En la nebulosa desmemoria que no perdona el tiempo, recuerdo a mi profesora de segundo año consagrada de tiempo completo a la labor educativa. Siempre ocupada en la tarea encomendada: enseñar, enseñar, enseñar y enseñar. En el salón de clase no había tiempo para otra cosa. Con la profesora Conchita siempre había que ganarle tiempo al tiempo. Y eso lo muy tenía claro, éramos unos aprendices que apenas empezábamos a dominar el arte de la escritura, apenas éramos capaces de construir frases cortas, con conjugaciones sencillas utilizando la primera regla básica de la gramática española, combinar correctamente el sujeto, el verbo y el predicado.
Y esta regla elemental del idioma había que empezar a dominarla tanto de manera verbal como escrita, y bien escrita, entendida como una tipografía correcta. La clave en el método pedagógico de Conchita, según recuerdo, era la repetición del ejercicio las veces que fuera necesario hasta que se dominara los ejercicios que nos enseñaba, de gramática como Pepe come carne, Elsa va a la escuela, el papá de Paco maneja su carro, Toño dibuja un coche… y empezábamos con conjugaciones y tiempos: Pepe comió carne, Elsa fue a la escuela, Luis fue a pescar y en paralelo trabajábamos las operaciones matemáticas básicas, incorporando ejercicios con unidades, gradualmente las décimas y comenzábamos a memorizar las tablas de matemáticas. Esa era la rutina diaria del turno matutino, mientras tanto, en el vespertino, las dos horas se dedicaban a escribir planas enteras en el cuaderno de doble raya de oraciones gramaticales, afianzando los trazos, las mayúsculas y las minúsculas. Al mismo tiempo macheteábamos como si fueran una recitación las tablas de multiplicar.
Conchita era en exceso celosa de su deber, siempre cuidadosa y sistemática en el recurso del método. Siempre seria, enfática, atenta al comportamiento y a la forma en que los educando interactuábamos socialmente, más tratándose de un salón mixto. Nunca se salía del guion, siempre en el papel de la autoridad que se daba a respetar, vertical, que enseñaba con la disciplina y la obediencia por delante.

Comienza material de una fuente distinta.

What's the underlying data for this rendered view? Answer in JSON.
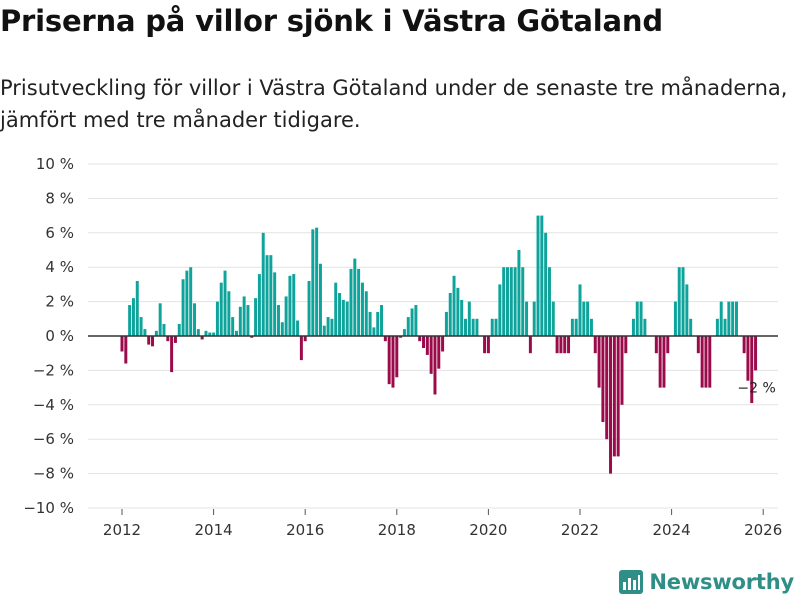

De la profesora Conchita esa es la imagen que guardo. Lo digo sin amarguras, nunca recibí una palabra amorosa o un gesto cálido más allá de su papel como responsable de impartir la educación a sus alumnos en el salón de clase, ese era su rol central y ya. Agradezco esa forma de ser la suya porque al cabo del tiempo y ya como profesional, sus enseñanzas me han servido para distinguir que en la vida hay un momento y un lugar para todo.
Le doy gracias porque el trabajo y el esfuerzo que ella puso en prenda por la educación de sus alumnos estoy cierto de que no fue en vano.
Concepción Escutia Blasco nació en la ciudad levantina de Valencia, ahí se formó como profesora de educación primaria en la Escuela Normal. Muy joven, como parte del gremio magisterial, se integró al bando republicano en contra del bando nacional que encabezaba Francisco Franco. En medio de la lucha contrajo matrimonio con el profesor Atilano (Luis Navarrete). Juntos padecieron la reclusión forzada en los campos de concentración franceses de donde saldrían al exilio mexicano ignorando ambos que venían en el mismo barco que los traería a México. Hasta que desembarcaron en Veracruz se reencontraron. Mis dos queridos maestros formaron parte integrante de la fundación del Grupo Escolar Cervantes en mi ciudad natal en 1940. Tuvieron cuatro hijos: Manuel (Manolo), José María (Chema), Conchita y María Luisa.
Con enorme gratitud a mi maestra de segundo año de primaria.